Asi, al trote corto y majestuosamente, tomó el conde el camino que conducía al lugar donde lo esperaba el marqués, que era una estancia de ganado mayor de la misma hacienda, que se llamaba San Cayetano. No había allí más que unos cuantos jacales de los vaqueros y un charco de agua pantanosa, a cuyo derredor crecían unos raquíticos sauces llorones.

Tan luego como regresó el mayordomo con la contestación del conde, dispuso su campo el marqués de Valle Alegre para recibir a su futuro padre político, como de potencia a potencia.

Al frente, y también con su uniforme de capitán, estaba montado en su soberbio caballo negro como el azabache, que se nombraba el Emperador.
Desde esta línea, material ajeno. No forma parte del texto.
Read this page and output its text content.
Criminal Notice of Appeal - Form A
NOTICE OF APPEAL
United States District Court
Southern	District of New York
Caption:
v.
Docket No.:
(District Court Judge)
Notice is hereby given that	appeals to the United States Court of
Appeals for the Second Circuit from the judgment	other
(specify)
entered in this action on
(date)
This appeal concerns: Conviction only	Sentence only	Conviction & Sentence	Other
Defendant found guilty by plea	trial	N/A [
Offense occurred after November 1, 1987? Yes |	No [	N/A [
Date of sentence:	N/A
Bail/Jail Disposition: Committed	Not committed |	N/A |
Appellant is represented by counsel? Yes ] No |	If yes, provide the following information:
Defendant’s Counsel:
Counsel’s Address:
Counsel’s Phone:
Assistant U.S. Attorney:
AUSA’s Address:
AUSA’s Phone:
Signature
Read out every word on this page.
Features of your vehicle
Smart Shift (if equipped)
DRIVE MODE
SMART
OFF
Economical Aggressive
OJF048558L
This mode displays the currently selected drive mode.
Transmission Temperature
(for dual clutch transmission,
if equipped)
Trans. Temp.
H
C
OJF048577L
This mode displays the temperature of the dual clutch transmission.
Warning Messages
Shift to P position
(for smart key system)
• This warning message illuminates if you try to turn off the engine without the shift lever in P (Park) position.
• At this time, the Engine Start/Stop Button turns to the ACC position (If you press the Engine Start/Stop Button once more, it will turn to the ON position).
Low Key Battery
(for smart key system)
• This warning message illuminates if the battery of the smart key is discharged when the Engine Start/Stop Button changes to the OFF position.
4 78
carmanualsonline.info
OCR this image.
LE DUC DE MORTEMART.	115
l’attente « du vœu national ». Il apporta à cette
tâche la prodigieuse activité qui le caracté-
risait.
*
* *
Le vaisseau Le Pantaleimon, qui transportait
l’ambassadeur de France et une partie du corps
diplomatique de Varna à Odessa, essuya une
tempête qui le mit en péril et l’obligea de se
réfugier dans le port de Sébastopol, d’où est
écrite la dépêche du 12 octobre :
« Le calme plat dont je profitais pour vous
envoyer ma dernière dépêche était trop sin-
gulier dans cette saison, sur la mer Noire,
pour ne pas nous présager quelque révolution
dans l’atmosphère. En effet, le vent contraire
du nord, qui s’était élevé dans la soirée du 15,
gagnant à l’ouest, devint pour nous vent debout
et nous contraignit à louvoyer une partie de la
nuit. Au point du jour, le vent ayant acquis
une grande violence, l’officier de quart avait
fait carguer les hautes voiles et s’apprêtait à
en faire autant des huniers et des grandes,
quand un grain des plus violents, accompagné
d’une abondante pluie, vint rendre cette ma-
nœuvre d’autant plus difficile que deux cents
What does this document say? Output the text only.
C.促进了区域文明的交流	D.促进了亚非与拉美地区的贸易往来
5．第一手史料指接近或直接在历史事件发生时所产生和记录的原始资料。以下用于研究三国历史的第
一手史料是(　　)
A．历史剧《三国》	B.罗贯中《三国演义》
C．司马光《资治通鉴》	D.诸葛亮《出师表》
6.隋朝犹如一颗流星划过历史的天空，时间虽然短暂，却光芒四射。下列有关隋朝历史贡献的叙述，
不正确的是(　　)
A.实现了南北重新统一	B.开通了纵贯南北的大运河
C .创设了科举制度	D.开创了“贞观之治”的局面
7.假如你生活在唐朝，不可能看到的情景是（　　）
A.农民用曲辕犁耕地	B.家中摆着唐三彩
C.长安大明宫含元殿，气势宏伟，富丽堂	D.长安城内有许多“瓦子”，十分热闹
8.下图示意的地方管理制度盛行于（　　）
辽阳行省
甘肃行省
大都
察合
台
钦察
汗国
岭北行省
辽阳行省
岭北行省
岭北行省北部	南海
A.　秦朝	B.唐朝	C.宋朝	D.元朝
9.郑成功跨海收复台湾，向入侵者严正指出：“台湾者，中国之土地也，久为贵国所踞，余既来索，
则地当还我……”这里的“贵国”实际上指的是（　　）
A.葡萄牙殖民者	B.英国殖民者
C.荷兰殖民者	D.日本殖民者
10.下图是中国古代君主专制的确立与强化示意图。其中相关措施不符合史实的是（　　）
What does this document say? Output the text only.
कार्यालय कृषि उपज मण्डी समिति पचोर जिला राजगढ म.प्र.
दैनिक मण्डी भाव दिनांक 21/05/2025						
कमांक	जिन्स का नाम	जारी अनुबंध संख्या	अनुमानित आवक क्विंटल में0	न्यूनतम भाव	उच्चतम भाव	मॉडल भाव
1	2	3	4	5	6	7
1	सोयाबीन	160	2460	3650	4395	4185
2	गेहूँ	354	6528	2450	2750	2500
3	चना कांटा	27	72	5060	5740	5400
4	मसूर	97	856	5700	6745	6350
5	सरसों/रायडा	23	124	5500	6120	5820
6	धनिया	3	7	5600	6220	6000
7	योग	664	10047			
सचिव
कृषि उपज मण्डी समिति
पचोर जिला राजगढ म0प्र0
Era también una raza especial, que se llamaba de los azabaches, y que criaban, hacía muchos años, los marqueses de Valle Alegre en sus haciendas, situadas en el fértil valle de San Juan del Río.

Al lado del marqués se colocó el mayordomo de avío que había servido de correo, y detrás veinticinco cuerudos, armados hasta los dientes, con los rostros tostados, el pelo y barbas cubiertas de polvo y que, si de guerra se hubiese tratado, en momentos habrían dado cuenta de los veinticinco criados vestidos de limpio del conde del Sauz.

Detrás de los cuerudos, con cuyo aspecto feroz trataba de intimidar indirectamente el marqués a su pariente, estaba el coche de la casa, una gran máquina esférica color azul de cielo, con las armas del marqués en las portezuelas.

Tiraban de ese pesadísimo carruaje, que parecía sacado de algunas caballerizas reales, ocho mulas prietas, dos de tronco, cuatro de centro y dos de guía, gobernadas por dos cocheros vestidos de rancheros, pero de paño grueso oscuro.

Al coche del marqués seguía el de las criadas, por el mismo estilo, pero de menos lujo, más viejo y con su camisa de brin cubierta de polvo y salpicada de lodo.

La retaguardia se formaba de un chinchorro de diez mulas, con sus arrieros respectivos, sus aparejos nuevos, adornados con madroños de lana de colores, y en las atarrias un letrero de paño blanco sobre fondo rojo, que decía: Sirvo a mi amo el marqués, y así daba vuelta, engastando vistosamente las ancas redondas de las mulas.

El negro Emperador que montaba el marqués estaba impaciente, tascaba el freno y pisoteaba fuerte para quitarse a las moscas; pero más impaciente estaba el marqués, que temía, conociendo el carácter excéntrico del conde, que lo hiciese esperar de intento un par de horas al rayo del sol; pero pronto cesó esta impaciencia, pues el relinchar de los caballos y una nube de polvo anunciaba que se aproximaba la comitiva de la hacienda.

En efecto, quince minutos después el conde del Sauz, montado en el Monarca, tendía la mano al marqués de Valle Alegre, montado en el Emperador.

Después de los saludos y preguntas de costumbre sobre el camino, la salud, etcétera, convinieron en enderezar rumbo a la hacienda, a donde llegaron como si fuesen unos príncipes cerca de a una de la tarde.